We now also have a clear and unambiguous UN Security Council Resolution (2249) passed on 20th November 2015, which very specifically calls on member states:

“to take all necessary measures, in compliance with international law, in particular with the United Nations Charter…. to redouble and coordinate their efforts to prevent and suppress terrorist acts committed specifically by ISIL …. and to eradicate the safe haven they have established over significant parts of Iraq and Syria.”

It is absolutely clear that such action would be lawful under Article 51 of the UN Charter – the right of self-defence – to defend the UK and our allies.

It is also argued that because there is a civil war in Syria and there is currently no coherent body of ground troops in the country to defeat ISIL/Daesh therefore we should not act. It is certainly the case that the opposition forces that are there are currently engaged in fighting President Assad and that every diplomatic effort should be made to end the Syrian civil war. A political settlement and the formation of a new government that represents all the Syrian people will be a significant step forward in ending the threat from ISIL/Daesh in the longer term. However, to suggest that airstrikes should not take place until the Syrian civil war comes to an end is to underestimate the urgency of the terrorist threat ISIL/Daesh poses to us and others now and to misunderstand the nature and objectives of the extension to airstrikes being proposed.

There is strong support from within the region, including Iraq, for action against ISIL/Daesh. We are part of a coalition of over 60 nations and we must continue to work with other countries to cut off the flow of finance, fighters and weapons to ISIL/Daesh in Syria and Iraq. France has asked for our help and solidarity, and I think we have an obligation to stand together, shoulder-to-shoulder, with them and others in opposition to their ideology and brutality.

Without a doubt there are really important questions for our national security. Given that we know what ISIL/Daesh are doing, can we really stand aside and refuse to act fully in our own self defence against those who are planning these attacks? Had ISIL/Daesh killed 130 people in London and we asked France for support – and they refused – what would we think? Can we really pass responsibility for defending our national security to other countries?

If we do not act, what message does it send out about our attitude to the UN and about solidarity with all those other countries that have suffered, including Iraq and our ally France? And as we are already undertaking airstrikes in Iraq – where ISIL/Daesh’s hold has been reduced – and are already doing everything but engage in airstrikes in Syria (including intelligence, surveillance and refuelling using RAF drones and planes) should we not play our full part?

Some also say that instead of airstrikes, the UK should be pursuing other non-military activities to take on ISIL/Daesh. This is a false choice. No-one has argued that the political process would be derailed if Britain joined our allies in acting against Isil in Syria as well as Iraq. I am therefore satisfied that military action could effectively run in parallel to our diplomatic efforts. In accordance with the UN Resolution we should be taking all necessary measures. The Government’s motion makes clear a commitment to seek to cut off ISIL/Daesh’s sources of finance, fighters and weapons.
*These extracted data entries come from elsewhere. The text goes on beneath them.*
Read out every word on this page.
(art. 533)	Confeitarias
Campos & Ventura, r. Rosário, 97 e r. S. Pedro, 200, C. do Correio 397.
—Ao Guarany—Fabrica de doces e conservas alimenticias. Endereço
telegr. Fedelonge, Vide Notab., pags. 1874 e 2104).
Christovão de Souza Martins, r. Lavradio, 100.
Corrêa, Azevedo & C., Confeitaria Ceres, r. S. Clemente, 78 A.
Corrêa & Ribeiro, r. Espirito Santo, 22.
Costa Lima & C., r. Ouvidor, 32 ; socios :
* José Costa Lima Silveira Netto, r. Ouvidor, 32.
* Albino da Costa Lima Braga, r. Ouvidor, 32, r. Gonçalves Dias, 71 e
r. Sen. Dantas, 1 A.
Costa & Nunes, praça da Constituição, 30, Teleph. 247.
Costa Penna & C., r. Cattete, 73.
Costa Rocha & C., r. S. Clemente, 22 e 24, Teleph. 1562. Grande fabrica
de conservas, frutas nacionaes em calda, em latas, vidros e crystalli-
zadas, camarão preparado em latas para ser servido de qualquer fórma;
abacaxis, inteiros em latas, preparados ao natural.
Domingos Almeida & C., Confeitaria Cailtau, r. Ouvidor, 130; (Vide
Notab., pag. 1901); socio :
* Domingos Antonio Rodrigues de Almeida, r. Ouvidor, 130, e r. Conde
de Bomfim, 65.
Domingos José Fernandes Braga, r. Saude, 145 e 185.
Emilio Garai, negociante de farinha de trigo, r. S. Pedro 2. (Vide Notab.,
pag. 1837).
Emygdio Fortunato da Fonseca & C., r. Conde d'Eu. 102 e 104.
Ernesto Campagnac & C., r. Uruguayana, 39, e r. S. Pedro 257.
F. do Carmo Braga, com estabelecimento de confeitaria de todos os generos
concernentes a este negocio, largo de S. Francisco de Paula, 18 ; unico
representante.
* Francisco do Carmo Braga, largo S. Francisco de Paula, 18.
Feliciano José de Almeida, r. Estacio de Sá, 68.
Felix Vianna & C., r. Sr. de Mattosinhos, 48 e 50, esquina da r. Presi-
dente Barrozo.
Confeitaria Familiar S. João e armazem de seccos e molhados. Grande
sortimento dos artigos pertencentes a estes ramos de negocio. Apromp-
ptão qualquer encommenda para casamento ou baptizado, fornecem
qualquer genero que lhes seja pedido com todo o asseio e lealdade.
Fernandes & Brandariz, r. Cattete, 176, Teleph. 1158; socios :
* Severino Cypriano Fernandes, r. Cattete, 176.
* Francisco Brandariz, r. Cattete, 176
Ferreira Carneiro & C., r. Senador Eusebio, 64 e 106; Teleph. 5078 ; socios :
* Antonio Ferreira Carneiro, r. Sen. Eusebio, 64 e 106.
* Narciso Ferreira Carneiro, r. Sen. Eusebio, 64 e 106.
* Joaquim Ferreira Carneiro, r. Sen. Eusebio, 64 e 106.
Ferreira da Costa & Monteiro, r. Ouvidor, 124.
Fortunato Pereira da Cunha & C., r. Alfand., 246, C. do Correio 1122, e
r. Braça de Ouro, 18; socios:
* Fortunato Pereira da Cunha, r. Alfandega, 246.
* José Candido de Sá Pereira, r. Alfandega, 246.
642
There are legitimate arguments not to take this form of action, but the threat is now and there are rarely, if ever, perfect circumstance in which to deploy military forces.

The first responsibility of government and of the opposition is to defend the national interest and to defend its people. ISIL/Daesh are unlike any threat we have faced before but their radical ideology and deplorable actions must be stopped and therefore, on balance, I believe the right thing to do is to support the extension of airstrikes against ISIL/Daesh to Syria.